Après des années de négociations au point mort, la communauté internationale est confrontée à une échéance critique pour établir des réglementations sur l’exploitation minière en haute mer. Leticia Carvalho, directrice de l’Autorité internationale des fonds marins (ISA), a déclaré qu’un règlement doit être finalisé d’ici la fin de cette année pour empêcher l’exploitation non réglementée des fonds marins.
L’urgence de la régulation
La pression en faveur de règles s’est intensifiée en raison de la récente position des États-Unis.
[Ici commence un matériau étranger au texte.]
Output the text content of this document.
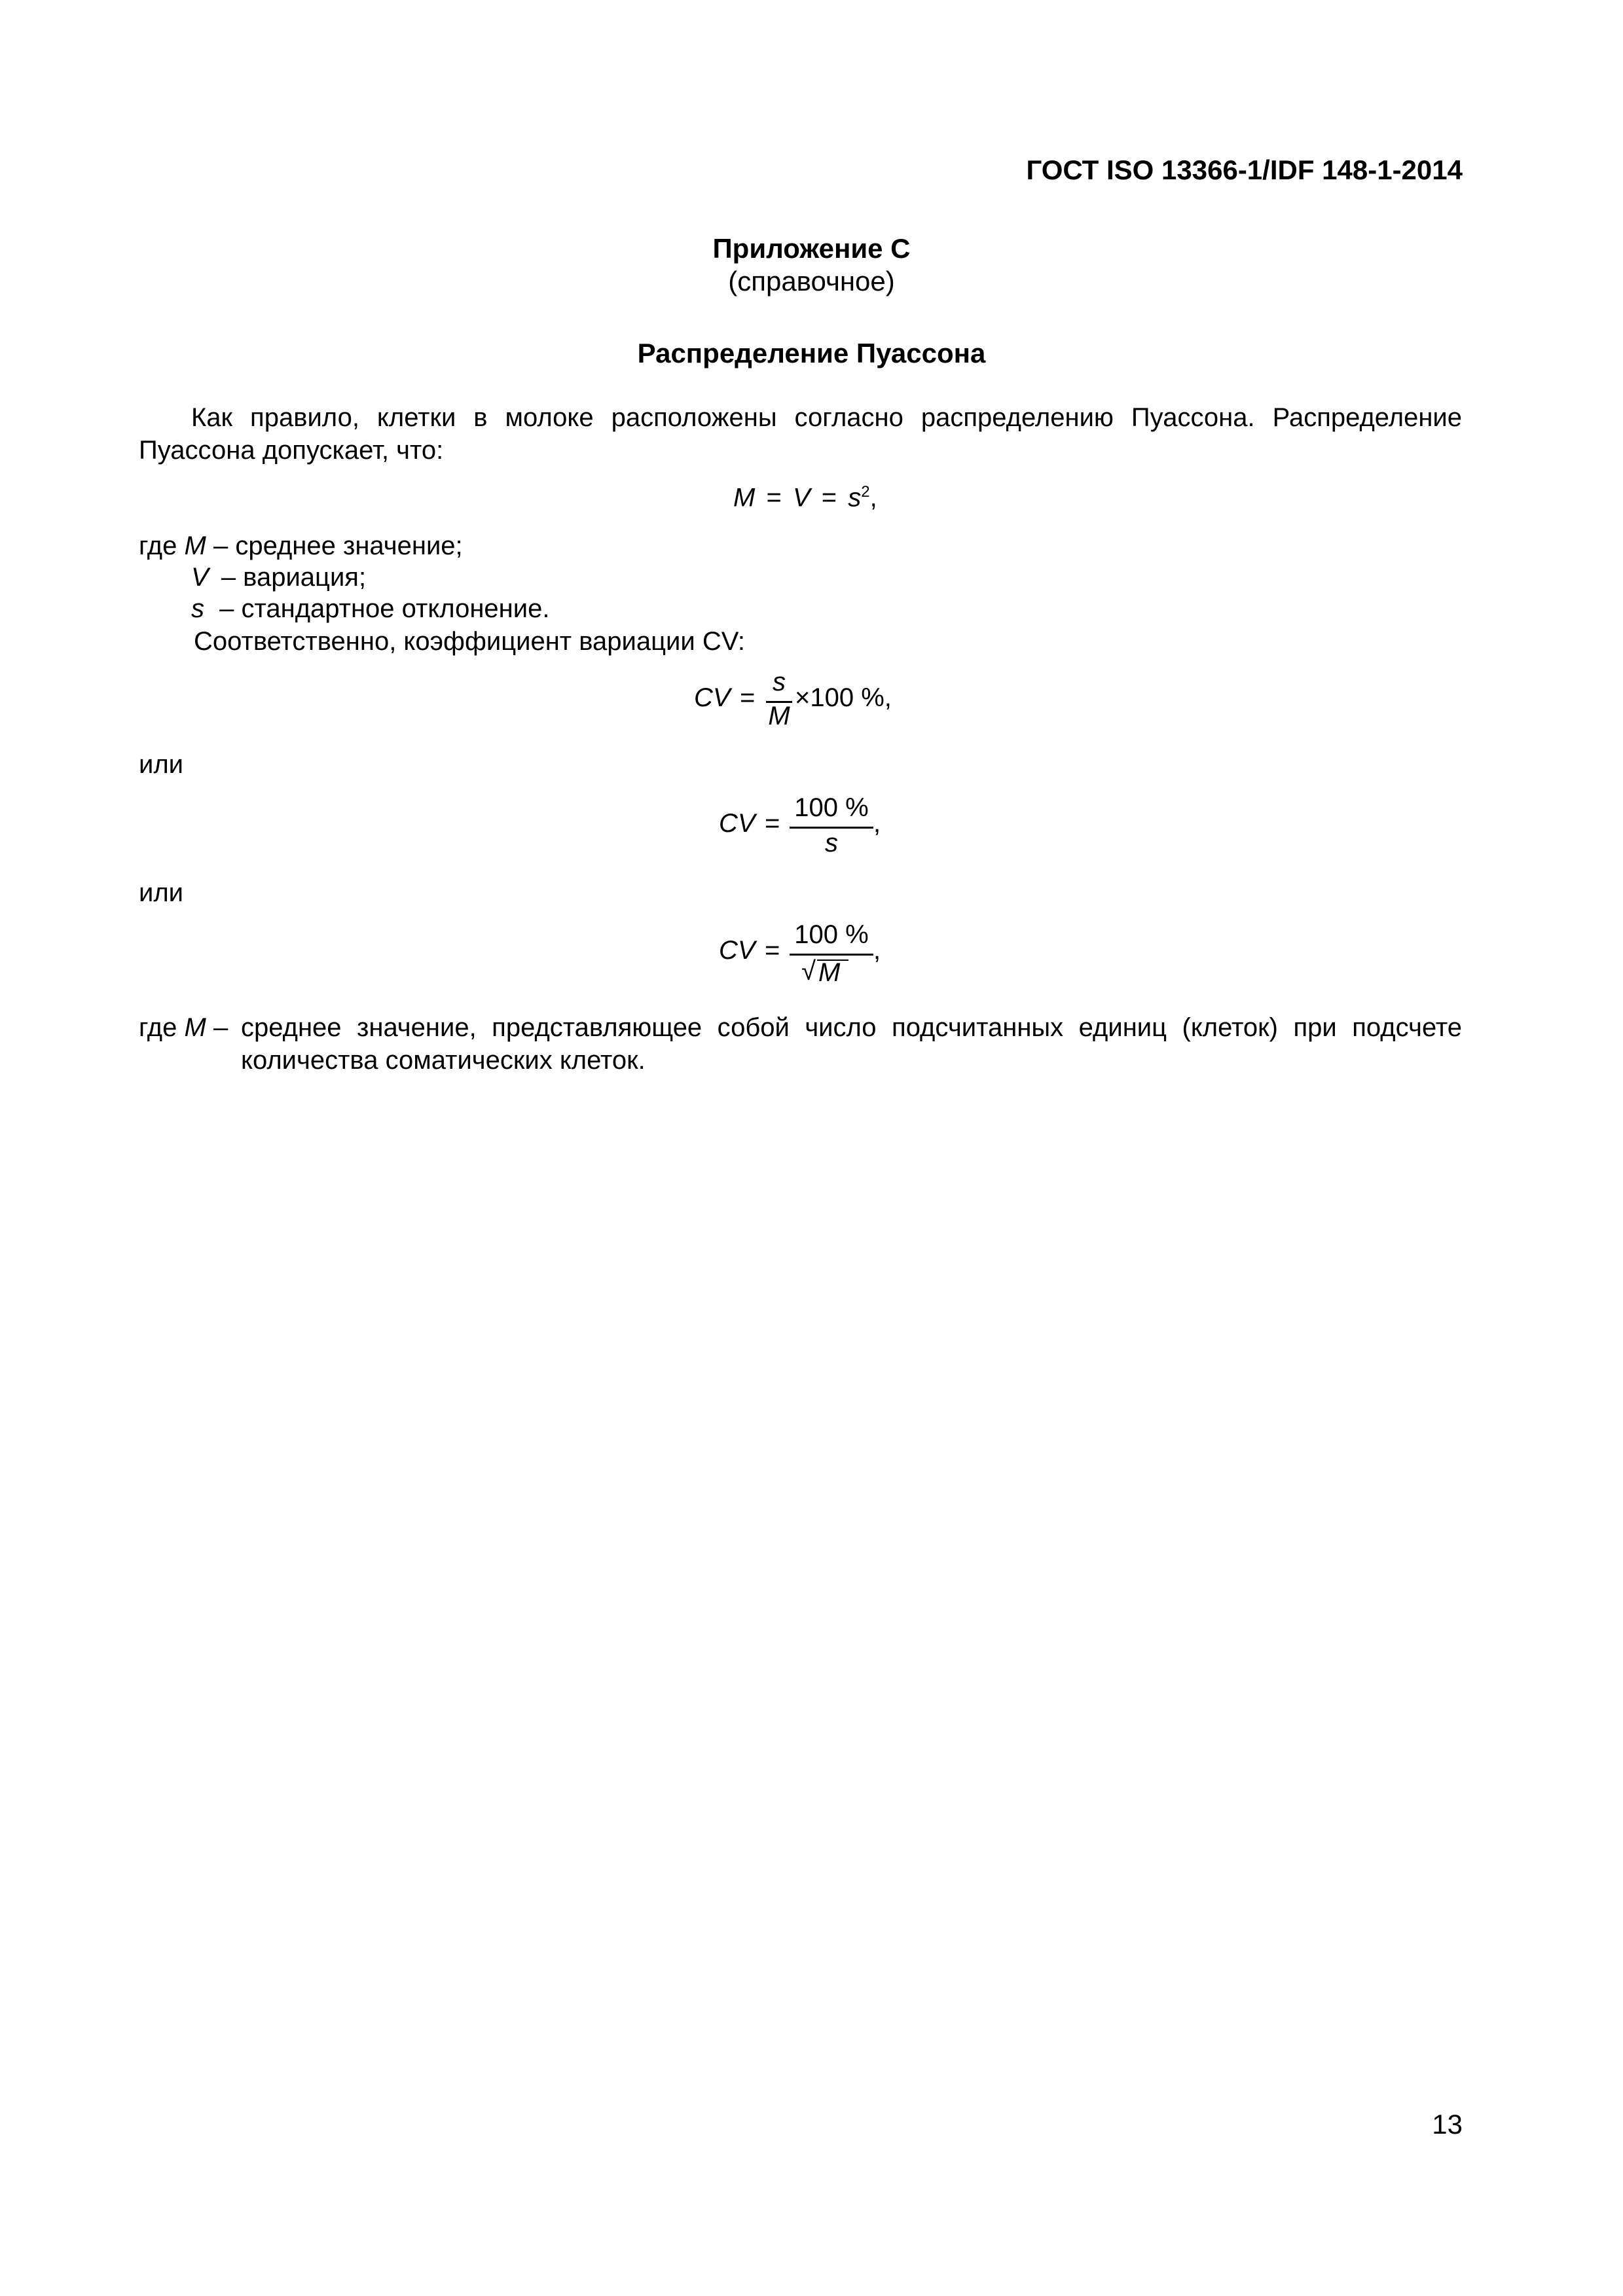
ГОСТ ISO 13366-1/IDF 148-1-2014
Приложение С
(справочное)
Распределение Пуассона
Как правило, клетки в молоке расположены согласно распределению Пуассона. Распределение
Пуассона допускает, что:
$M = V = s^2$,
где M – среднее значение;
V – вариация;
s – стандартное отклонение.
Соответственно, коэффициент вариации CV:
CV =
s
M
×100 %,
или
CV =
100 %
s
,
или
CV =
100 %
√ M
,
где M – среднее значение, представляющее собой число подсчитанных единиц (клеток) при подсчете
количества соматических клеток.
13
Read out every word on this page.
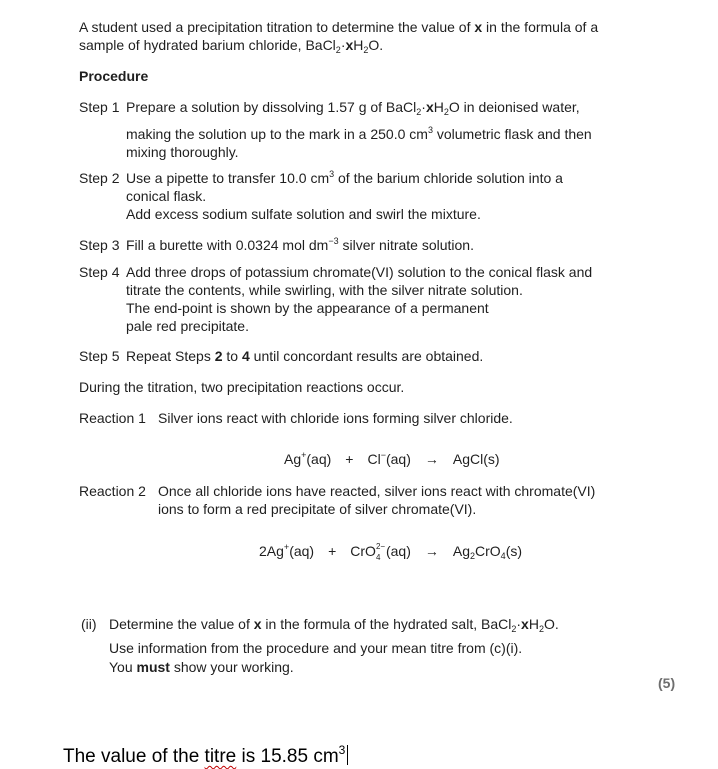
A student used a precipitation titration to determine the value of x in the formula of a
sample of hydrated barium chloride, $BaCl_2\cdot xH_2O$.
Procedure
Step 1 Prepare a solution by dissolving 1.57 g of $BaCl_2\cdot xH_2O$ in deionised water,
making the solution up to the mark in a 250.0 $cm^3$ volumetric flask and then
mixing thoroughly.
Step 2 Use a pipette to transfer 10.0 $cm^3$ of the barium chloride solution into a
conical flask.
Add excess sodium sulfate solution and swirl the mixture.
Step 3 Fill a burette with 0.0324 mol $dm^{-3}$ silver nitrate solution.
Step 4 Add three drops of potassium chromate(VI) solution to the conical flask and
titrate the contents, while swirling, with the silver nitrate solution.
The end-point is shown by the appearance of a permanent
pale red precipitate.
Step 5 Repeat Steps 2 to 4 until concordant results are obtained.
During the titration, two precipitation reactions occur.
Reaction 1 Silver ions react with chloride ions forming silver chloride.
Ag+(aq) + Cl−(aq) → AgCl(s)
Reaction 2 Once all chloride ions have reacted, silver ions react with chromate(VI)
ions to form a red precipitate of silver chromate(VI).
2Ag+(aq) + CrO 2−
4 $(aq) \to Ag_2CrO_4(s)$
(ii) Determine the value of x in the formula of the hydrated salt, $BaCl_2\cdot xH_2O$.
Use information from the procedure and your mean titre from (c)(i).
You must show your working.
(5)
The value of the titre is 15.85 $cm^3$
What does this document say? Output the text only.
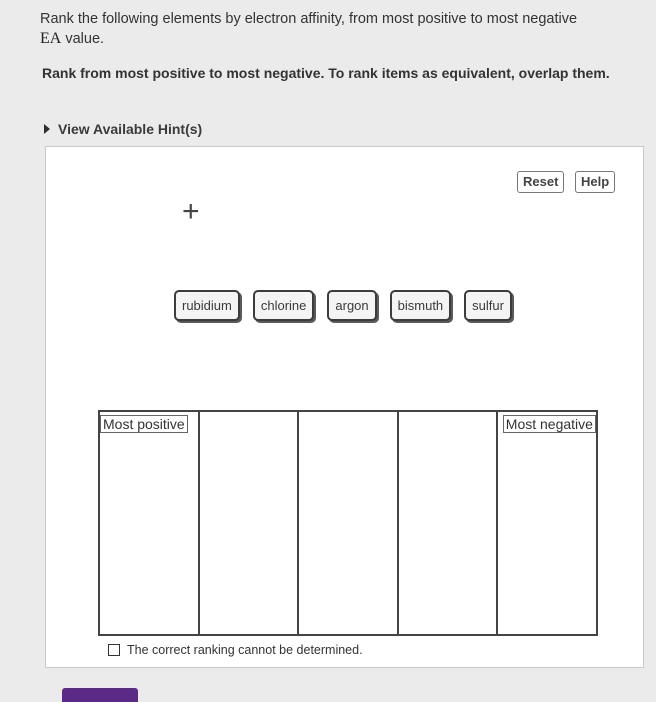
Rank the following elements by electron affinity, from most positive to most negative
EA value.
Rank from most positive to most negative. To rank items as equivalent, overlap them.
View Available Hint(s)
Reset	Help
+
rubidium	chlorine	argon	bismuth	sulfur
Most positive	Most negative
The correct ranking cannot be determined.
L’administration Trump a signalé son intention de commencer à délivrer unilatéralement des permis pour l’exploitation minière des fonds marins dans les eaux internationales. Cette action contourne la gouvernance collective, menaçant d’ouvrir de vastes étendues d’océan à l’exploitation minière commerciale sans protection environnementale standardisée.
L’ISA, créée en 1994 dans le cadre de la Convention des Nations Unies sur le droit de la mer, a été créée pour superviser l’utilisation responsable des fonds marins profonds, qui couvrent près de la moitié de la planète. Cependant, les États-Unis, même s’ils ne sont pas signataires de la convention, ont déjà adhéré aux normes de l’ISA. Aujourd’hui, avec la possibilité d’obtenir des permis indépendants, un scénario de « Far West » pourrait émerger, dans lequel les nations rivalisent pour extraire des minéraux précieux sans surveillance coordonnée.
Pourquoi c’est important
L’exploitation minière en haute mer consiste à extraire des nodules, des croûtes et des sulfures riches en minéraux du fond des océans – des ressources cruciales pour les technologies émergentes telles que les véhicules électriques et les infrastructures d’énergies renouvelables. Cependant, cette pratique est très controversée en raison de ses impacts environnementaux potentiels, notamment la destruction de l’habitat, les panaches de sédiments et la perturbation des écosystèmes des grands fonds qui restent largement inexplorés.
Le débat actuel ne porte pas seulement sur l’accès aux minéraux ; il s’agit de créer un précédent sur la façon dont l’humanité gouverne les ressources partagées. L’échec d’un accord pourrait conduire à un nivellement par le bas, dans lequel les préoccupations environnementales seraient mises de côté au profit des gains économiques.
L’impasse et les prochaines étapes
L’ISA a commencé cette semaine ses réunions annuelles à Kingston, en Jamaïque, pour tenter de sortir de l’impasse. L’organisme doit gérer des questions complexes, notamment le partage des avantages financiers, la surveillance environnementale et les mécanismes d’application. Le résultat déterminera si l’exploitation minière en haute mer se fera sous contrôle international ou si elle deviendra une mêlée générale.
Sans cadre mondial, les fonds marins risquent de devenir une autre frontière où les profits à court terme dépassent la durabilité à long terme. Les prochains mois décideront si les nations privilégieront la coopération plutôt que l’exploitation.